X, y = load_iris(return_X_y=True)


from sklearn.dummy import DummyClassifier

dummy_clf = DummyClassifier()


from sklearn.model_selection import permutation_test_score

score_dummy, permutation_scores_dummy, pvalue_dummy = permutation_test_score(dummy_clf, X, y, random_state=0)

print(f"P-value: {pvalue_dummy:.3f}")

print(f"Original Score: {score_dummy:.3f}")

print(f"Permutation Scores: {permutation_scores_dummy.mean():.3f} +/- {permutation_scores_dummy.std():.3f}")


P-value: 1.000
Original Score: 0.333
Permutation Scores: 0.333 +/- 0.000


With a p-value of `1.0` (the maximum possible), there are no doubt that the DummyClassifier gets its score by chance.

It means that for each permutation done, it achieved a final score greater or equal than the original score. 

Indeed, in the `prior` default strategy of that estimator, each prediction is simply the class label having the most occurrences, hence the same $ \hat{y} $ predictions vector, highlighted by `permutation_scores_dummy.std() == 0.0`.

If we try another strategy that does not always return the same class label like `uniform`, we should observe slight variations.

In [2]:
score_dummy_uniform, permutation_scores_dummy_uniform, pvalue_dummy_uniform = permutation_test_score(DummyClassifier(strategy='uniform'), X, y, random_state=0)

print(f"P-value: {pvalue_dummy_uniform:.3f}")

print(f"Original Score: {score_dummy_uniform:.3f}")

print(f"Permutation Scores: {permutation_scores_dummy_uniform.mean():.3f} +/- {permutation_scores_dummy_uniform.std():.3f}")

P-value: 0.772
Original Score: 0.313
Permutation Scores: 0.339 +/- 0.038


Anyway, as we usually accept the null hypothesis when $ p-value \geq 0.05 $, we are way above this thresold, and should definitely accept it.

But stricly speaking, it only tells us we accept the null hypothesis **for that estimator**. 
Like the documentation says, a high p-value indicates:

- no real dependency between features and targets 
- **OR** the estimator was not able to use the dependency to give good predictions


> Repeat this analysis using sklearn.ensemble.HistGradientBoostingClassifier instead of sklearn.dummy.DummyClassifier.
> What can you conclude about:
> - the existence of a significant statistical association between the iris type and the input features (petal and sepal width and length)?
> - the ability of each kind of estimator to assess or not such a statistical association between features and target variable?


In [3]:
from sklearn.ensemble import HistGradientBoostingClassifier

hist_clf = HistGradientBoostingClassifier().fit(X, y)

score_hist, permutation_scores_hist, pvalue_hist = permutation_test_score(hist_clf, X, y, random_state=0)


print(f"P-value: {pvalue_hist:.3f}")

print(f"Original Score: {score_hist:.3f}")

print(f"Permutation Scores: {permutation_scores_hist.mean():.3f} +/- {permutation_scores_hist.std():.3f}")
 

P-value: 0.010
Original Score: 0.947
Permutation Scores: 0.333 +/- 0.039


This time, the tested estimator achieves a much better score `0.947` on the original dataset, and drops to the `DummyClassifier` performance on randomized datasets.

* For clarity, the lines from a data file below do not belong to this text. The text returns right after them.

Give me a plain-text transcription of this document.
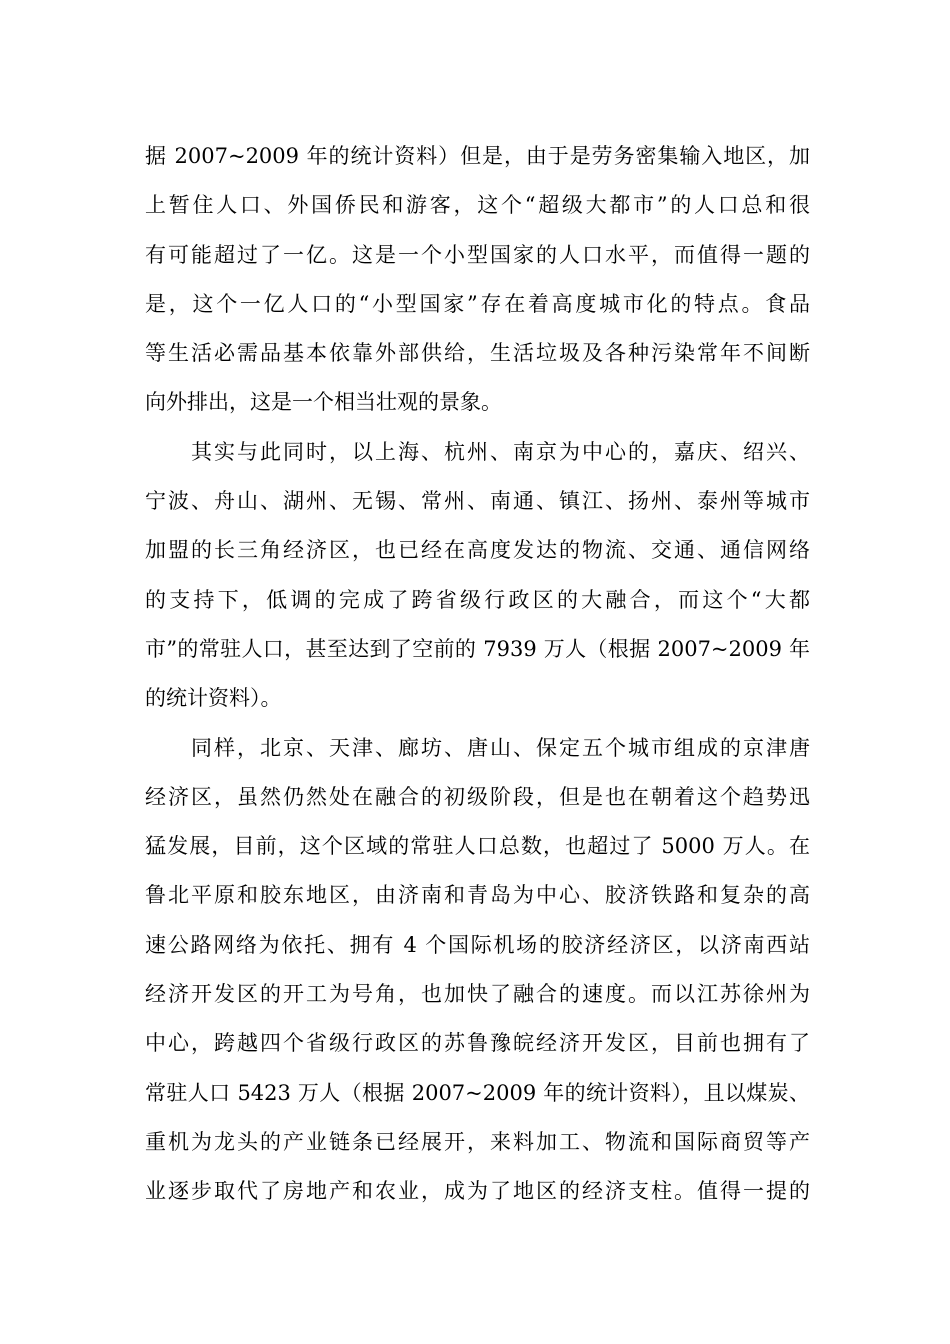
据 2007~2009 年的统计资料）但是，由于是劳务密集输入地区，加
上暂住人口、外国侨民和游客，这个“超级大都市”的人口总和很
有可能超过了一亿。这是一个小型国家的人口水平，而值得一题的
是，这个一亿人口的“小型国家”存在着高度城市化的特点。食品
等生活必需品基本依靠外部供给，生活垃圾及各种污染常年不间断
向外排出，这是一个相当壮观的景象。
　　其实与此同时，以上海、杭州、南京为中心的，嘉庆、绍兴、
宁波、舟山、湖州、无锡、常州、南通、镇江、扬州、泰州等城市
加盟的长三角经济区，也已经在高度发达的物流、交通、通信网络
的支持下，低调的完成了跨省级行政区的大融合，而这个“大都
市”的常驻人口，甚至达到了空前的 7939 万人（根据 2007~2009 年
的统计资料）。
　　同样，北京、天津、廊坊、唐山、保定五个城市组成的京津唐
经济区，虽然仍然处在融合的初级阶段，但是也在朝着这个趋势迅
猛发展，目前，这个区域的常驻人口总数，也超过了 5000 万人。在
鲁北平原和胶东地区，由济南和青岛为中心、胶济铁路和复杂的高
速公路网络为依托、拥有 4 个国际机场的胶济经济区，以济南西站
经济开发区的开工为号角，也加快了融合的速度。而以江苏徐州为
中心，跨越四个省级行政区的苏鲁豫皖经济开发区，目前也拥有了
常驻人口 5423 万人（根据 2007~2009 年的统计资料），且以煤炭、
重机为龙头的产业链条已经展开，来料加工、物流和国际商贸等产
业逐步取代了房地产和农业，成为了地区的经济支柱。值得一提的
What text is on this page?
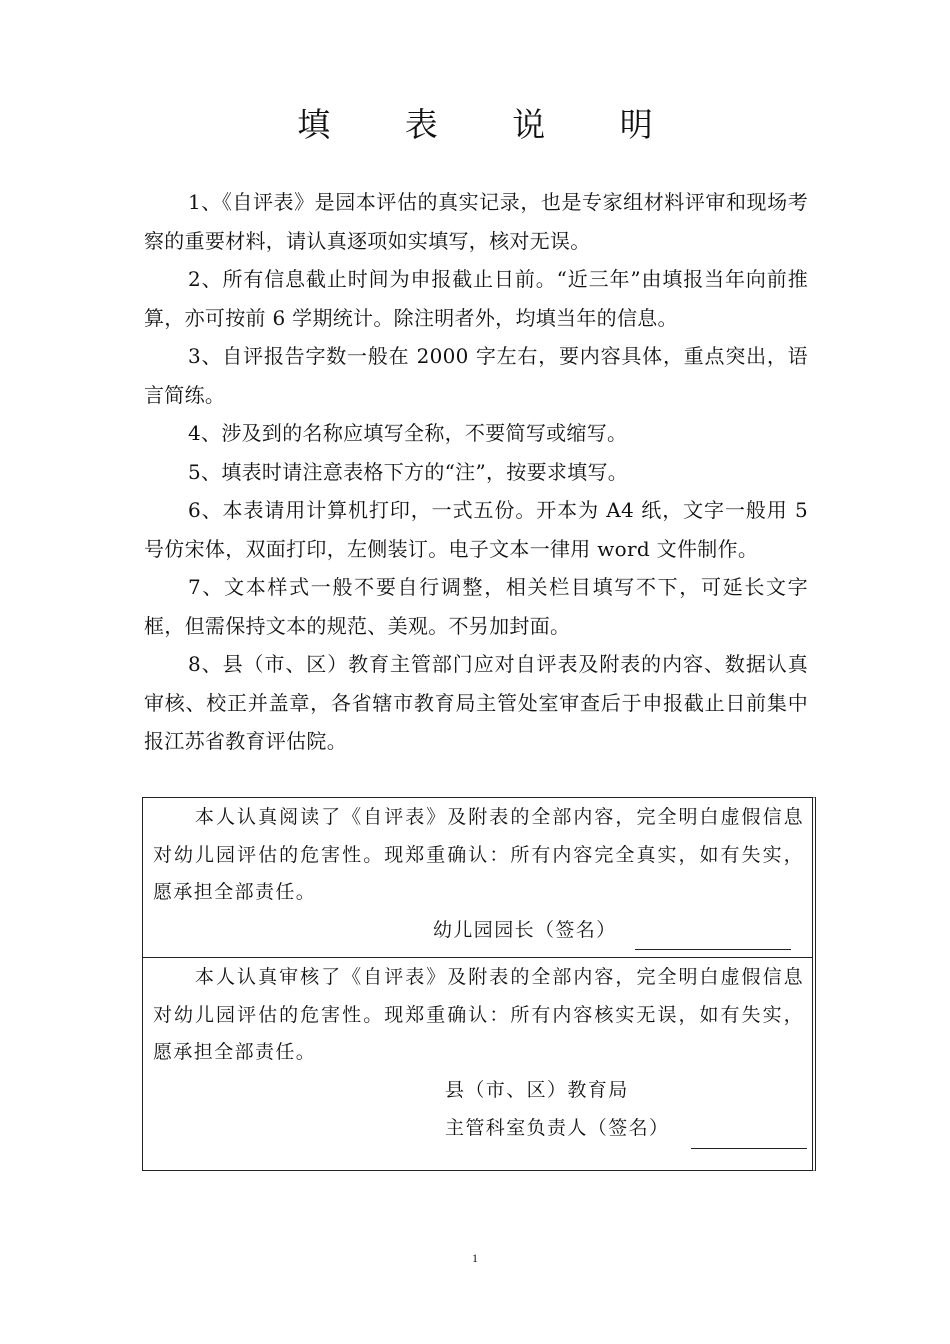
填 表 说 明

1、《自评表》是园本评估的真实记录，也是专家组材料评审和现场考察的重要材料，请认真逐项如实填写，核对无误。

2、所有信息截止时间为申报截止日前。“近三年”由填报当年向前推算，亦可按前 6 学期统计。除注明者外，均填当年的信息。

3、自评报告字数一般在 2000 字左右，要内容具体，重点突出，语言简练。

4、涉及到的名称应填写全称，不要简写或缩写。

5、填表时请注意表格下方的“注”，按要求填写。

6、本表请用计算机打印，一式五份。开本为 A4 纸，文字一般用 5 号仿宋体，双面打印，左侧装订。电子文本一律用 word 文件制作。

7、文本样式一般不要自行调整，相关栏目填写不下，可延长文字框，但需保持文本的规范、美观。不另加封面。

8、县（市、区）教育主管部门应对自评表及附表的内容、数据认真审核、校正并盖章，各省辖市教育局主管处室审查后于申报截止日前集中报江苏省教育评估院。

本人认真阅读了《自评表》及附表的全部内容，完全明白虚假信息对幼儿园评估的危害性。现郑重确认：所有内容完全真实，如有失实，愿承担全部责任。

幼儿园园长（签名）

本人认真审核了《自评表》及附表的全部内容，完全明白虚假信息对幼儿园评估的危害性。现郑重确认：所有内容核实无误，如有失实，愿承担全部责任。

县（市、区）教育局
主管科室负责人（签名）
1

The resulting p-value is thus very low, and we can safely reject the null hypothesis:
- the iris dataset contains real dependency between features and labels
- **AND** the classifier being able to use features to obtain good predictions

Going back to the `DummyClassifier` case, we can now then assert that it was not able to effectively learn on provided observations. 

That is actually what we expect from dummy models, which are nonetheless very useful to act as relevant **baselines** to rank other estimators.

This method is a simple way to explain what are p-values and their major importance when analyzing some data.

Moreover, it is applicable to any estimator and does not require any knowledge on labels/features distributions, but can quickly become heavy to run if we decide to keep a number of permutations in the same order of magnitude than the number of observations.

In [4]:
# execution infos

import sys
import sklearn

print("Python version")
print(sys.version)

print(f"{sklearn.__version__=}.")


Python version
3.9.12 (main, Apr  5 2022, 06:56:58) 
[GCC 7.5.0]
sklearn.__version__='1.3.2'.


: